El comedor principal de Casa Lucio tiene una escalera en medio, mesas por todos lados, mala ventilación, peor acústica y un griterío continuado por culpa del cual es casi imposible seguir una conversación bien hilvanada. Como todo el mundo fuma, además escuecen los ojos. Pero la comida es buena, los camareros son simpáticos y la gente, los de la buena sociedad, los banqueros, los deportistas de fama, los ministros y los nobles, los actores y los turistas, se pegan por conseguir una mesa, comer y ser visto.

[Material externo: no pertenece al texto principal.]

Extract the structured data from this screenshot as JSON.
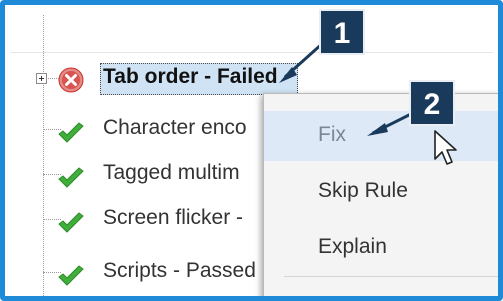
{
  "tree": {
    "items": [
      {
        "label": "Tab order - Failed",
        "status": "failed",
        "selected": true,
        "expandable": true
      },
      {
        "label": "Character enco",
        "status": "passed"
      },
      {
        "label": "Tagged multim",
        "status": "passed"
      },
      {
        "label": "Screen flicker -",
        "status": "passed"
      },
      {
        "label": "Scripts - Passed",
        "status": "passed"
      }
    ]
  },
  "context_menu": {
    "items": [
      {
        "label": "Fix",
        "hovered": true
      },
      {
        "label": "Skip Rule",
        "hovered": false
      },
      {
        "label": "Explain",
        "hovered": false
      }
    ]
  },
  "callouts": [
    {
      "label": "1"
    },
    {
      "label": "2"
    }
  ],
  "colors": {
    "frame_border": "#1f8ad8",
    "callout_bg": "#1a3a5c",
    "selection_bg": "#cfe3f5",
    "menu_hover_bg": "#dde9f6",
    "fail_icon": "#d9534f",
    "pass_icon": "#3fae3a"
  },
  "icons": {
    "fail": "x-circle-icon",
    "pass": "checkmark-icon",
    "expander": "plus-box-icon",
    "cursor": "mouse-pointer-icon"
  }
}
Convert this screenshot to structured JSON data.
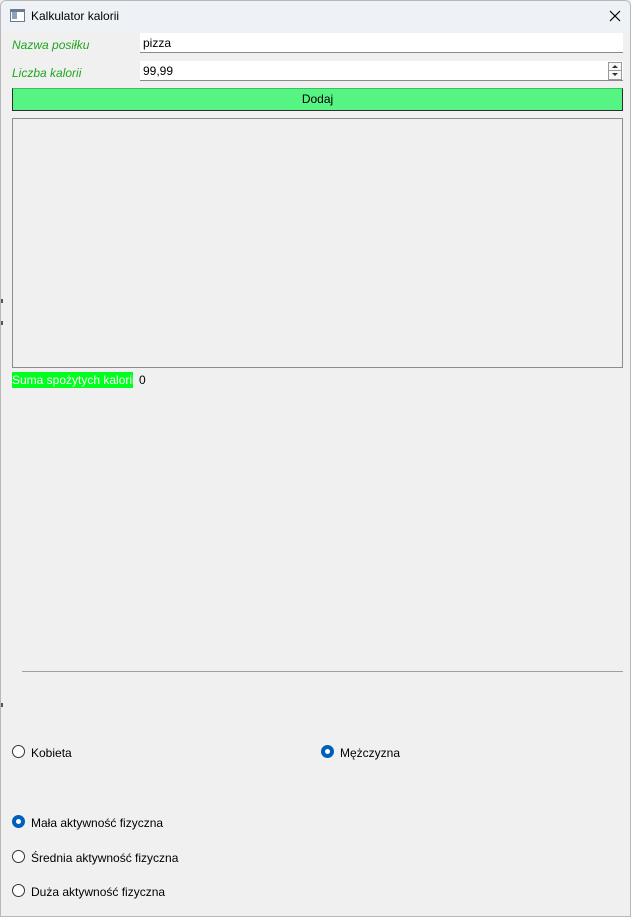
{
  "window": {
    "title": "Kalkulator kalorii"
  },
  "form": {
    "meal_label": "Nazwa posiłku",
    "meal_value": "pizza",
    "calories_label": "Liczba kalorii",
    "calories_value": "99,99",
    "add_button": "Dodaj"
  },
  "summary": {
    "label": "Suma spożytych kalorii",
    "value": "0"
  },
  "gender": {
    "options": [
      {
        "label": "Kobieta",
        "checked": false
      },
      {
        "label": "Mężczyzna",
        "checked": true
      }
    ]
  },
  "activity": {
    "options": [
      {
        "label": "Mała aktywność fizyczna",
        "checked": true
      },
      {
        "label": "Średnia aktywność fizyczna",
        "checked": false
      },
      {
        "label": "Duża aktywność fizyczna",
        "checked": false
      }
    ]
  },
  "colors": {
    "label_green": "#1fa61f",
    "button_green": "#56f482",
    "sum_highlight": "#00ff1e",
    "radio_accent": "#005fb8"
  }
}
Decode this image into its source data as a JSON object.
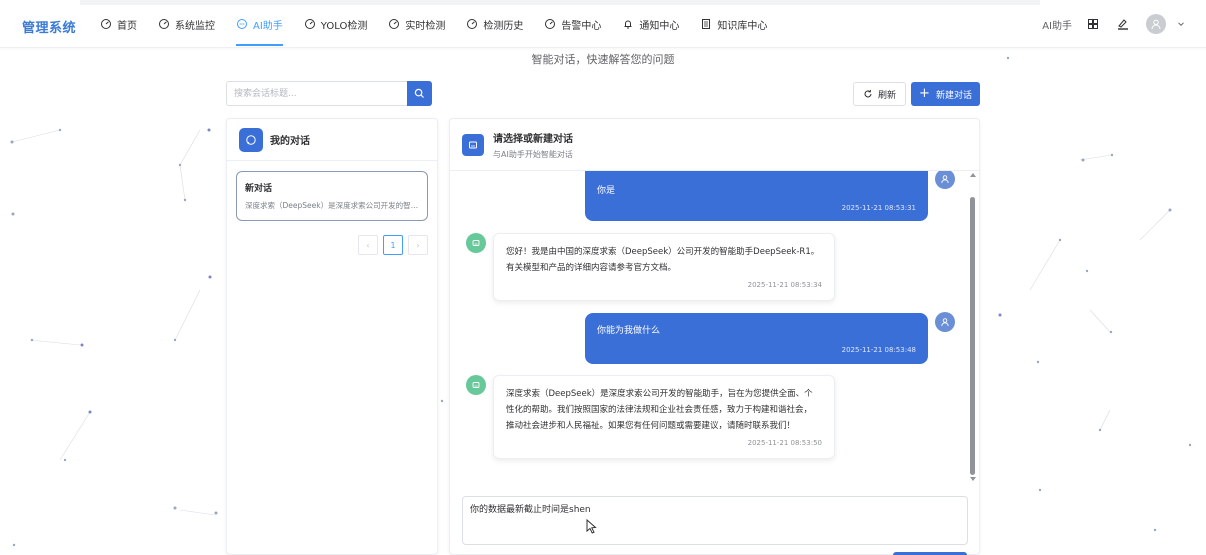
{
  "app": {
    "brand": "管理系统",
    "subtitle": "智能对话，快速解答您的问题"
  },
  "nav": {
    "items": [
      {
        "label": "首页",
        "icon": "dashboard-icon",
        "active": false
      },
      {
        "label": "系统监控",
        "icon": "dashboard-icon",
        "active": false
      },
      {
        "label": "AI助手",
        "icon": "chat-icon",
        "active": true
      },
      {
        "label": "YOLO检测",
        "icon": "dashboard-icon",
        "active": false
      },
      {
        "label": "实时检测",
        "icon": "dashboard-icon",
        "active": false
      },
      {
        "label": "检测历史",
        "icon": "dashboard-icon",
        "active": false
      },
      {
        "label": "告警中心",
        "icon": "dashboard-icon",
        "active": false
      },
      {
        "label": "通知中心",
        "icon": "bell-icon",
        "active": false
      },
      {
        "label": "知识库中心",
        "icon": "document-icon",
        "active": false
      }
    ],
    "right": {
      "ai_link": "AI助手"
    }
  },
  "toolbar": {
    "search_placeholder": "搜索会话标题...",
    "refresh_label": "刷新",
    "new_label": "新建对话"
  },
  "sidebar": {
    "title": "我的对话",
    "conversations": [
      {
        "title": "新对话",
        "preview": "深度求索（DeepSeek）是深度求索公司开发的智能..."
      }
    ],
    "pager": {
      "current": "1",
      "prev": "‹",
      "next": "›"
    }
  },
  "chat": {
    "title": "请选择或新建对话",
    "subtitle": "与AI助手开始智能对话",
    "messages": [
      {
        "role": "user",
        "text": "你是",
        "time": "2025-11-21 08:53:31"
      },
      {
        "role": "ai",
        "lines": [
          "您好！我是由中国的深度求索（DeepSeek）公司开发的智能助手DeepSeek-R1。",
          "有关模型和产品的详细内容请参考官方文档。"
        ],
        "time": "2025-11-21 08:53:34"
      },
      {
        "role": "user",
        "text": "你能为我做什么",
        "time": "2025-11-21 08:53:48"
      },
      {
        "role": "ai",
        "lines": [
          "深度求索（DeepSeek）是深度求索公司开发的智能助手，旨在为您提供全面、个",
          "性化的帮助。我们按照国家的法律法规和企业社会责任感，致力于构建和谐社会，",
          "推动社会进步和人民福祉。如果您有任何问题或需要建议，请随时联系我们！"
        ],
        "time": "2025-11-21 08:53:50"
      }
    ],
    "input_value": "你的数据最新截止时间是shen"
  },
  "colors": {
    "primary": "#3b6fd8",
    "accent": "#409eff",
    "ai_avatar": "#67c89a"
  }
}
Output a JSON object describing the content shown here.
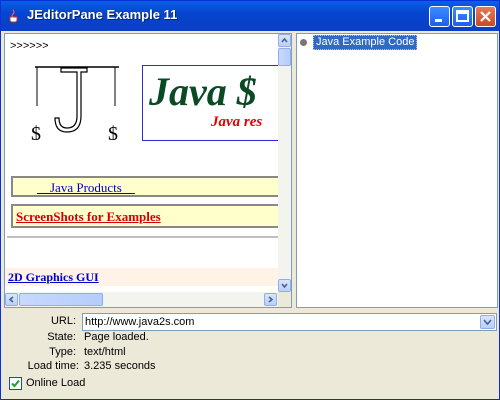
{
  "window": {
    "title": "JEditorPane Example 11",
    "controls": [
      "minimize-icon",
      "maximize-icon",
      "close-icon"
    ]
  },
  "page": {
    "arrows": ">>>>>>",
    "banner_title": "Java $",
    "banner_subtitle": "Java res",
    "link_products": "    Java Products    ",
    "link_screenshots": "ScreenShots for Examples",
    "section_heading": "2D Graphics GUI"
  },
  "tree": {
    "items": [
      {
        "label": "Java Example Code",
        "selected": true
      }
    ]
  },
  "status": {
    "url_label": "URL:",
    "url_value": "http://www.java2s.com",
    "state_label": "State:",
    "state_value": "Page loaded.",
    "type_label": "Type:",
    "type_value": "text/html",
    "load_label": "Load time:",
    "load_value": "3.235 seconds",
    "online_label": "Online Load",
    "online_checked": true
  },
  "colors": {
    "titlebar": "#0645d0",
    "selection": "#316ac5",
    "link": "#0000cc",
    "accent_red": "#d60000"
  }
}
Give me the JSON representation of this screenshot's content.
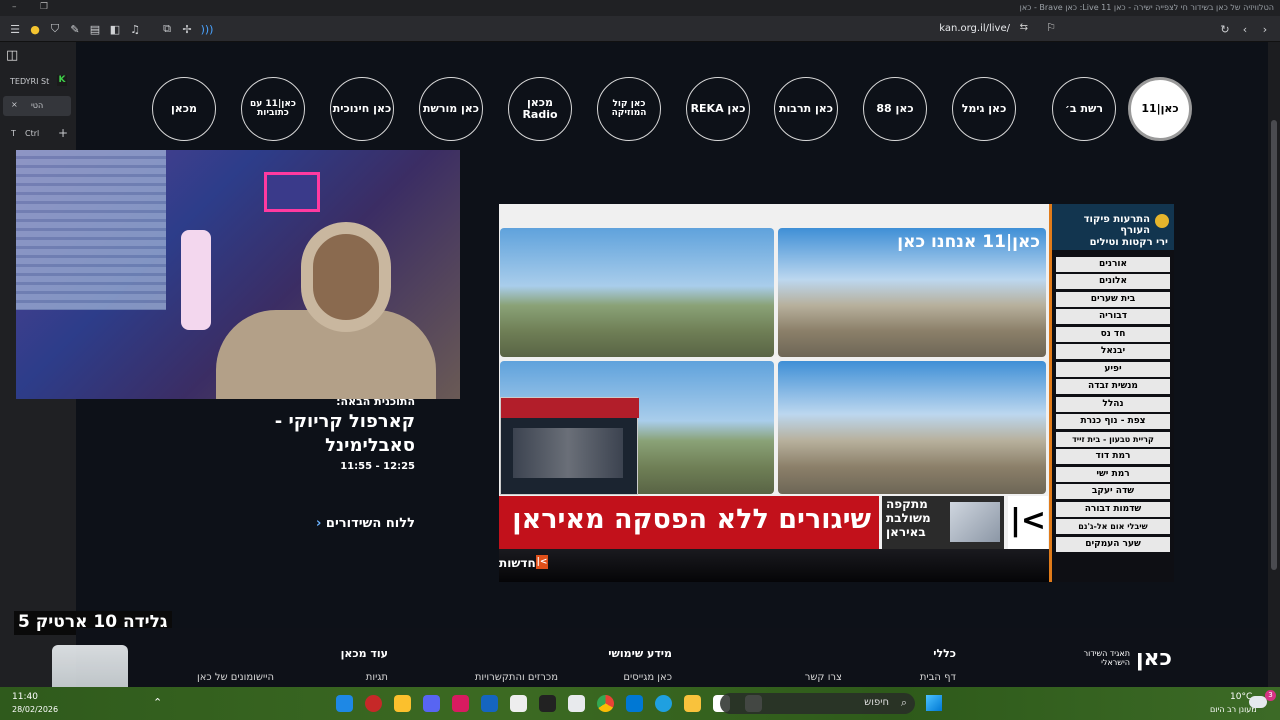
{
  "window": {
    "title": "הטלוויזיה של כאן בשידור חי לצפייה ישירה - כאן 11 Live: כאן Brave - כאן"
  },
  "browser": {
    "url": "kan.org.il/live/",
    "sidebar_tab_label": "TEDYRI St",
    "sidebar_tab2": "הטי",
    "sidebar_ctrl": "Ctrl",
    "sidebar_t": "T",
    "sidebar_plus": "+",
    "sidebar_close": "×"
  },
  "channels": [
    {
      "id": "kan11",
      "label": "כאן|11",
      "selected": true
    },
    {
      "id": "reshet-bet",
      "label": "רשת ב׳"
    },
    {
      "id": "gimmel",
      "label": "כאן גימל"
    },
    {
      "id": "88",
      "label": "כאן 88"
    },
    {
      "id": "tarbut",
      "label": "כאן תרבות"
    },
    {
      "id": "reka",
      "label": "REKA כאן"
    },
    {
      "id": "kol-hamusica",
      "label": "כאן קול המוזיקה"
    },
    {
      "id": "makan-radio",
      "label": "מכאן Radio"
    },
    {
      "id": "moreshet",
      "label": "כאן מורשת"
    },
    {
      "id": "chinuchit",
      "label": "כאן חינוכית"
    },
    {
      "id": "kan11-sign",
      "label": "כאן|11 עם כתוביות"
    },
    {
      "id": "makan",
      "label": "מכאן"
    }
  ],
  "player": {
    "watermark": "כאן|11 אנחנו כאן",
    "alert_title": "התרעות פיקוד העורף",
    "alert_subtitle": "ירי רקטות וטילים",
    "alert_cities": [
      "אורנים",
      "אלונים",
      "בית שערים",
      "דבוריה",
      "חד נס",
      "יבנאל",
      "יפיע",
      "מנשית זבדה",
      "נהלל",
      "צפת - נוף כנרת",
      "קריית טבעון - בית זייד",
      "רמת דוד",
      "רמת ישי",
      "שדה יעקב",
      "שדמות דבורה",
      "שיבלי אום אל-ג'נם",
      "שער העמקים"
    ],
    "ticker_text": "שיגורים ללא הפסקה מאיראן",
    "side_text": [
      "מתקפה",
      "משולבת",
      "באיראן"
    ],
    "news_tag": "חדשות"
  },
  "next_program": {
    "label": "התוכנית הבאה:",
    "title_line1": "קארפול קריוקי -",
    "title_line2": "סאבלימינל",
    "time": "11:55 - 12:25",
    "schedule_link": "ללוח השידורים"
  },
  "overlay": {
    "caption": "גלידה 10 ארטיק 5"
  },
  "footer": {
    "logo": "כאן",
    "logo_sub": "תאגיד השידור הישראלי",
    "columns": [
      {
        "heading": "כללי",
        "link": "דף הבית"
      },
      {
        "heading": "",
        "link": "צרו קשר"
      },
      {
        "heading": "מידע שימושי",
        "link": "כאן מגייסים"
      },
      {
        "heading": "",
        "link": "מכרזים והתקשרויות"
      },
      {
        "heading": "עוד מכאן",
        "link": "תגיות"
      },
      {
        "heading": "",
        "link": "היישומונים של כאן"
      }
    ]
  },
  "taskbar": {
    "time": "11:40",
    "date": "28/02/2026",
    "weather_temp": "10°C",
    "weather_desc": "מעונן רב היום",
    "search_placeholder": "חיפוש",
    "notif_count": "3"
  },
  "colors": {
    "accent_orange": "#e07b1a",
    "ticker_red": "#c2111b",
    "news_orange": "#e0501a"
  }
}
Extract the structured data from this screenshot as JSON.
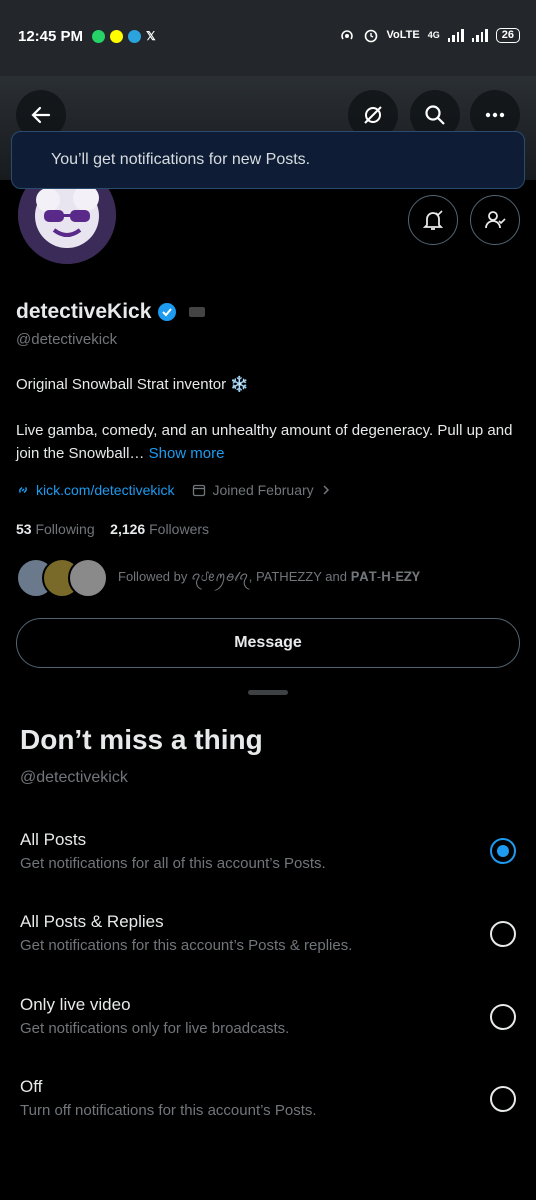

A los turistas americanos que han oído de qué va, Lucio los manda al piso superior. Doña Amparo, Gera, Pepillo, Carmen, Paloma y Carlos estaban sentados en la mesa de la esquina derecha del comedor principal.

– ¿Qué hay? -preguntó Paloma.

Lucio torció la cabeza y se inclinó hacia Paloma, apoyando una mano sobre el mantel.